Vargo also consulted with friends who own rental properties. He said the advice he received from one friend was surprising.
"She said, at wine group, 'You don't want to rent to poor people,'" Vargo said, adding that the woman encouraged him to increase the rent "to get a better quality tenant."
"We were aghast," he said. "That just sounded harsh."
The couple had planned to rent the two-bedroom home for $700 a month, but after consulting with their real estate broker, increased the rent to $950. Vargo said he's optimistic that they'll be able to find a renter as soon as the renovations are completed.
In June, the couple bought a vacant lot in Richfield and plan to build their dream home there instead.
Samantha Strong, the couple's real estate broker, said that she's seeing more and more clients interested in renting out their home. Many clients want to take advantage of the low housing prices and buy a larger house, she said, but they also don't want to sell their home for less than what they believe its worth.
"We're dealing with accidental landlords, and they're not excited about it," she said. "It's not a situation somebody would choose, but sometimes it's the only thing that's going to bridge the gap when you own two homes."

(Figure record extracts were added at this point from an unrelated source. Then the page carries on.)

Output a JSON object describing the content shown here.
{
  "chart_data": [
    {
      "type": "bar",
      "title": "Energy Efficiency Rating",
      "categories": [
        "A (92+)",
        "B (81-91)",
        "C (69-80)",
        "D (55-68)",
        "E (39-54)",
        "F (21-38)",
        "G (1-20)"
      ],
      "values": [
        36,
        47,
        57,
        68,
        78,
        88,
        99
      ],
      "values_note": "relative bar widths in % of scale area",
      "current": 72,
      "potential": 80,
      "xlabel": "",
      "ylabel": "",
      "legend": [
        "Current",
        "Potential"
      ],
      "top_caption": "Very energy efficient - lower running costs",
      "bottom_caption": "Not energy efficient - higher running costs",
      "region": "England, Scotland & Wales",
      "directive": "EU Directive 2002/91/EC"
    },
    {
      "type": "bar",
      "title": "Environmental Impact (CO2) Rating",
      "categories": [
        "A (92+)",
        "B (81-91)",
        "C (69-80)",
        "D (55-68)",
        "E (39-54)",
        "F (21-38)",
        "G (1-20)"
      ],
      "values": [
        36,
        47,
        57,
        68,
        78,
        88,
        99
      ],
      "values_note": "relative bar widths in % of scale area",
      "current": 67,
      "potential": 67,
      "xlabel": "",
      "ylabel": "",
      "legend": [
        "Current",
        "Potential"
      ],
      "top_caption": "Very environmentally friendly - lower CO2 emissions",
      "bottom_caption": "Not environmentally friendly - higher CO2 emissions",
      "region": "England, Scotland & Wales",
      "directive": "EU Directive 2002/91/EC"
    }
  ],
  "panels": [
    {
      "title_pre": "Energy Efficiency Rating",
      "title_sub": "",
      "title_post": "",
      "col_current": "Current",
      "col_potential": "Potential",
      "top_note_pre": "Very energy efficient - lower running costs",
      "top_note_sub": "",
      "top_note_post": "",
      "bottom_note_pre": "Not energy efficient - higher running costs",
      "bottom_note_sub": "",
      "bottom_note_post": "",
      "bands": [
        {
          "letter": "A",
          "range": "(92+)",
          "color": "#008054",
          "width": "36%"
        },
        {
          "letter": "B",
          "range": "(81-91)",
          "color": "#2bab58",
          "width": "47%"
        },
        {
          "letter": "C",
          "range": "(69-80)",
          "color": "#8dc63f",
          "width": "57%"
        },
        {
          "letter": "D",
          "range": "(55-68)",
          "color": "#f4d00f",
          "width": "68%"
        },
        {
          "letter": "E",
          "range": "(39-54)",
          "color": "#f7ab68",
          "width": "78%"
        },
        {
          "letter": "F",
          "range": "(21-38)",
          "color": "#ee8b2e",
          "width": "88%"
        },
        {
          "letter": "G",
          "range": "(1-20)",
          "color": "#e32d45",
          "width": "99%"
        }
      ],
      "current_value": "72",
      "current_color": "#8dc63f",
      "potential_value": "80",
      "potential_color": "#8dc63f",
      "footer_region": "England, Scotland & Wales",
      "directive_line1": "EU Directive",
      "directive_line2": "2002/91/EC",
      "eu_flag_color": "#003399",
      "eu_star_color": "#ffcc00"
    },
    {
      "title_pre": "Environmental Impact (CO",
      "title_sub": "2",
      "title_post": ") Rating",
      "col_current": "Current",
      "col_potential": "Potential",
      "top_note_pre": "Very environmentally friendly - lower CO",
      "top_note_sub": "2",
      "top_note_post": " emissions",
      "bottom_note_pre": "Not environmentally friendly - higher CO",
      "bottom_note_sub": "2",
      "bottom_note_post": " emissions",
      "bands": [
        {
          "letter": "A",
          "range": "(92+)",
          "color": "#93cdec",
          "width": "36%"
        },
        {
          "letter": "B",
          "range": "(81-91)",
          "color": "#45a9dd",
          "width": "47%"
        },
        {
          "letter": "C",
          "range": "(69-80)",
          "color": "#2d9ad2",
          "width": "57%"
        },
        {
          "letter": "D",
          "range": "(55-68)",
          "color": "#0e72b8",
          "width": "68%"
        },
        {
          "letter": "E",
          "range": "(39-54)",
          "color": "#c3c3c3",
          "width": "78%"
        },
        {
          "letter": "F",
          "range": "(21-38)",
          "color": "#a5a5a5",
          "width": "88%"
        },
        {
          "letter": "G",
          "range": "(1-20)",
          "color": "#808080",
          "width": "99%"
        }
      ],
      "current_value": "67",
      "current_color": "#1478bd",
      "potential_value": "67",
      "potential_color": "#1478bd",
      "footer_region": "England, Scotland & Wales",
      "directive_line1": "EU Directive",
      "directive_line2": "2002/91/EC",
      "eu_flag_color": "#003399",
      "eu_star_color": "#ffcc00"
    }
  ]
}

Strong opened a property management division of her real estate company two months ago to manage the rental properties of new landlords. She helps homeowners find tenants and coordinates repairs and maintenance.
She also offers practical advice - invest in good quality flooring and appliances, but avoid spending too much money.
"Things will break, and you also have to consider who's living there," Strong said. "The person who's renting it will never treat it as well as you did, never."
Strong should know - she turned her Minneapolis home into a rental property several years ago and moved into a duplex. She rents out one half and lives in the other.
"Being a landlord is stressful," she said. "It takes a stomach. It definitely does."